Every year a number of prospects go from unheralded role players to full blown superstars. Last season, Indiana’s dynamic shooting guard Victor Oladipo went from a virtual unknown to becoming the #2 pick in the 2013 draft.
Projecting breakout players for the upcoming college basketball season first and foremost requires setting a criteria. Our criteria includes being a legitimate NBA prospect, a returning player (non freshman or Juco transfer) and becoming a star on the national level. Here are our top breakout candidates for the 2013-14 season:
Glenn Robinson III, 6’7 Michigan So. — Despite being a key member of the Wolverines Final Four team, Robinson was at best the team’s third option on offense last year, and generally deferred to teammates instead of looking to create his own offense. With Trey Burke and Tim Hardaway Jr. having departed to the NBA, Robinson gets his chance to take over. He shot just 32% from 3 as a freshman, but his outside shooting showed tremendous improvement over the off season. With added driving ability, Robinson could nearly double his 11.0 ppg output as a freshman, this season, and become one of the biggest stars on the college level this season.

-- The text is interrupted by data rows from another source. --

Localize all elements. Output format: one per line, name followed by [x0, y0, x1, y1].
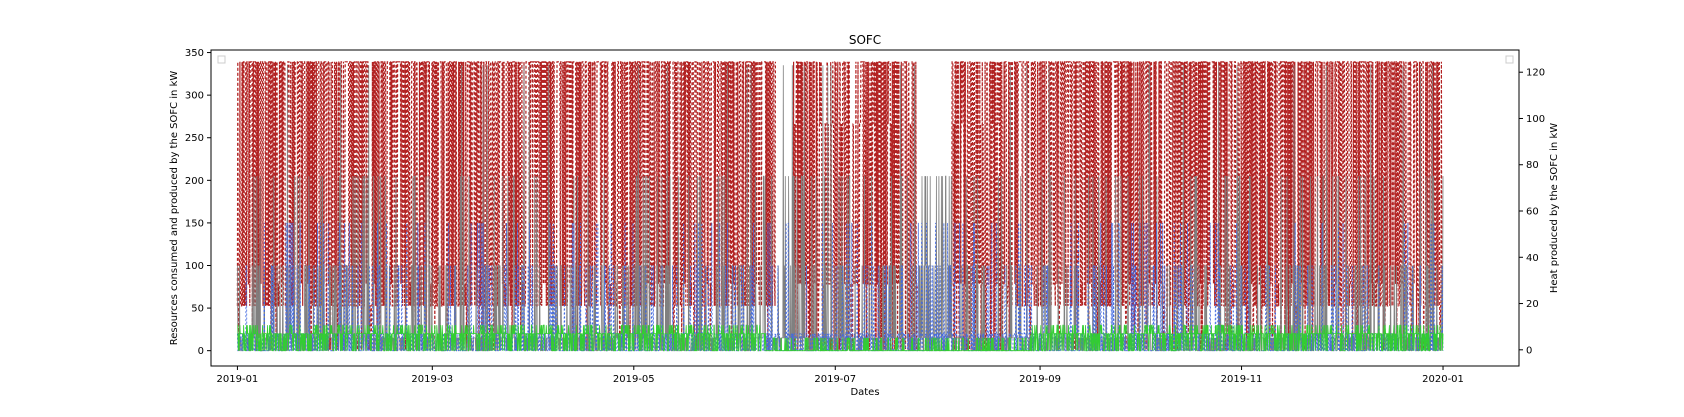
y2-tick-label-5: 100	[1526, 114, 1545, 125]
y2-tick-label-6: 120	[1526, 68, 1545, 79]
y-tick-label-0: 0	[198, 346, 204, 357]
axes-layer: 2019-01 2019-03 2019-05 2019-07 2019-09 2019-…	[185, 48, 1545, 385]
y-tick-label-1: 50	[191, 304, 204, 315]
legend-box-left	[217, 55, 226, 64]
x-tick-label-1: 2019-03	[411, 374, 453, 385]
chart-title: SOFC	[849, 33, 881, 47]
x-tick-label-6: 2020-01	[1422, 374, 1464, 385]
plot-frame	[210, 49, 1520, 367]
y-tick-label-5: 250	[185, 133, 204, 144]
series-line-0	[236, 61, 1443, 351]
y2-tick-label-4: 80	[1526, 160, 1539, 171]
x-tick-label-0: 2019-01	[217, 374, 259, 385]
y2-tick-label-2: 40	[1526, 253, 1539, 264]
y2-tick-label-1: 20	[1526, 299, 1539, 310]
legend-box-right	[1505, 55, 1514, 64]
y2-tick-label-0: 0	[1526, 345, 1532, 356]
y-tick-label-6: 300	[185, 91, 204, 102]
y-tick-label-2: 100	[185, 261, 204, 272]
series-line-3	[237, 324, 1444, 352]
series-layer	[236, 61, 1444, 352]
y-axis-label: Resources consumed and produced by the S…	[169, 71, 180, 346]
x-tick-label-4: 2019-09	[1019, 374, 1061, 385]
x-tick-label-2: 2019-05	[613, 374, 655, 385]
y2-axis-label: Heat produced by the SOFC in kW	[1549, 123, 1560, 293]
x-tick-label-5: 2019-11	[1221, 374, 1263, 385]
y-tick-label-4: 200	[185, 176, 204, 187]
x-axis-label: Dates	[850, 387, 879, 398]
x-tick-label-3: 2019-07	[814, 374, 856, 385]
y2-tick-label-3: 60	[1526, 207, 1539, 218]
y-tick-label-7: 350	[185, 48, 204, 59]
y-tick-label-3: 150	[185, 218, 204, 229]
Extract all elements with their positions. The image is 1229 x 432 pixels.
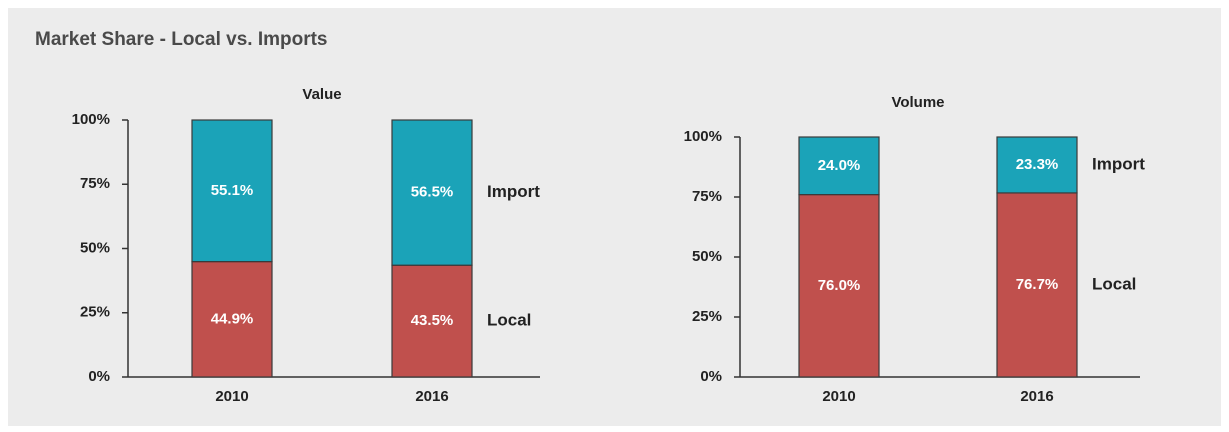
bar-segment — [996, 192, 1078, 378]
y-tick-label: 75% — [80, 175, 110, 192]
series-label: Local — [1092, 274, 1136, 293]
value-label: 76.7% — [1016, 276, 1059, 293]
value-label: 76.0% — [818, 277, 861, 294]
bar-segment — [798, 194, 880, 378]
bar-segment — [996, 136, 1078, 194]
value-label: 24.0% — [818, 157, 861, 174]
y-tick-label: 0% — [88, 368, 110, 385]
bar-segment — [391, 264, 473, 378]
page-title: Market Share - Local vs. Imports — [35, 29, 328, 50]
chart-title: Value — [302, 86, 341, 103]
bar-segment — [191, 261, 273, 378]
y-tick-label: 25% — [692, 308, 722, 325]
y-tick-label: 75% — [692, 188, 722, 205]
bar-segment — [798, 136, 880, 196]
y-tick-label: 100% — [72, 111, 110, 128]
x-tick-label: 2016 — [1020, 388, 1053, 405]
x-tick-label: 2016 — [415, 388, 448, 405]
y-tick-label: 0% — [700, 368, 722, 385]
value-label: 44.9% — [211, 310, 254, 327]
x-tick-label: 2010 — [215, 388, 248, 405]
value-label: 23.3% — [1016, 156, 1059, 173]
bar-segment — [191, 119, 273, 263]
bar-segment — [391, 119, 473, 266]
y-tick-label: 50% — [80, 239, 110, 256]
series-label: Local — [487, 311, 531, 330]
chart-title: Volume — [891, 94, 944, 111]
y-tick-label: 25% — [80, 304, 110, 321]
value-label: 55.1% — [211, 182, 254, 199]
value-label: 43.5% — [411, 312, 454, 329]
value-label: 56.5% — [411, 184, 454, 201]
series-label: Import — [1092, 154, 1145, 173]
series-label: Import — [487, 182, 540, 201]
x-tick-label: 2010 — [822, 388, 855, 405]
y-tick-label: 100% — [684, 128, 722, 145]
y-tick-label: 50% — [692, 248, 722, 265]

Rodney Hood 6’8 Duke, So. — After sitting out a red shirt transfer season, Hood has been given Coach K’s nod as his most talented player not named Parker. Hood can really shoot it and should fill the outside shooting void left by Seth Curry’s graduation. Hood averaged 10 ppg as a freshman and with a year of maturing in Duke practices, should be primed for a big season in Durham.
Perry Ellis 6’8, Kansas So. After playing last season behind four seniors plus the #7 pick in the NBA draft, Perry Ellis will be expected to take on a major leadership role for the Jayhawks. Ellis is an above average rebounder that can score in a variety ways and has shown the ability to make three pointers, which will be a key in becoming successful at the next level. The biggest question surrounding Ellis will be him asserting himself and realizing his ability to become a star with Kansas’ talented Freshmen class.
Bryce Dejean-Jones, 6’5 UNLV Jr. — Already a double-digit scorer last season, expect Dejean-Jones to explode this season with the departure of number #1 pick Anthony Bennett. Considered a lock down defender, with three-point range and above average athleticism, don’t be surprised if he contends for player of the year honors in the Mountain West. Most people around the country miss out on Mountain West basketball, but Dejean-Jones is a must watch if you see UNLV on television.
Jerami Grant, 6’7 Syracuse So. — Every year Syracuse seems to find a breakout star, with Michael Carter-Williams emerging last season. Grant fits the typical mold of this player as he is long and athletic and a perfect wing for their zone defense. When used last season he was efficient scoring the basketball and should be a perfect complement to CJ Fair this season. Grant will be the best slasher on this team and will be relied on to create shots with the loss of MCW.
Sam Dekker, 6’7 Wisconsin So. — Expect Sam Dekker to become a star in Bo Ryan’s system this year. Dekker is not only a plus athlete but he is also an exceptional shooter with the potential to shoot 50% FG, 40% 3p, 90% FT. Don’t be surprised if he is Big Ten Player of the Year and begins to climb up draft boards similar to Gordon Hayward, with a strong post season.
Kaleb Tarczewski, Arizona So. — Last year the Wildcats were a perimeter oriented team and rarely used Tarcewski, even though he shot above 50% from the floor. With a new point guard and a focus on using Tarczewski on the block we will see a dramatic rise in his scoring output. Tarcewski is an excellent rebounder but is not an impactful defender for his size. Overall his offensive skill set is desired at the next level and we expect to see him as an all-conference performer this season.
AJ Hammons, Purdue So. — Even though the Boilermakers struggled last season and failed to make the tournament, Hammons showed flashes of what could be a potential lottery pick in the future. As Hammons became more comfortable in Matt Painter’s system, he scored double digits in 10 of the final 15 games and was a force on the defensive end. Hopefully Hammons can stay out of trouble, as he is currently suspended for three games, and realize his potential this year.
Kris Dunn, Providence So. — After not playing a game until December last season and fighting through a a shoulder injury for much of last season, the Providence point guard never looked liked the player everyone expected. There were flashes but never consistency. Providence was able to make a late season run at the tournament and much of that credit goes to Dunn who has the ability to make those around him better. While he may not be a great shooter at this point, expect an off-season spent on campus to help him become a more complete player.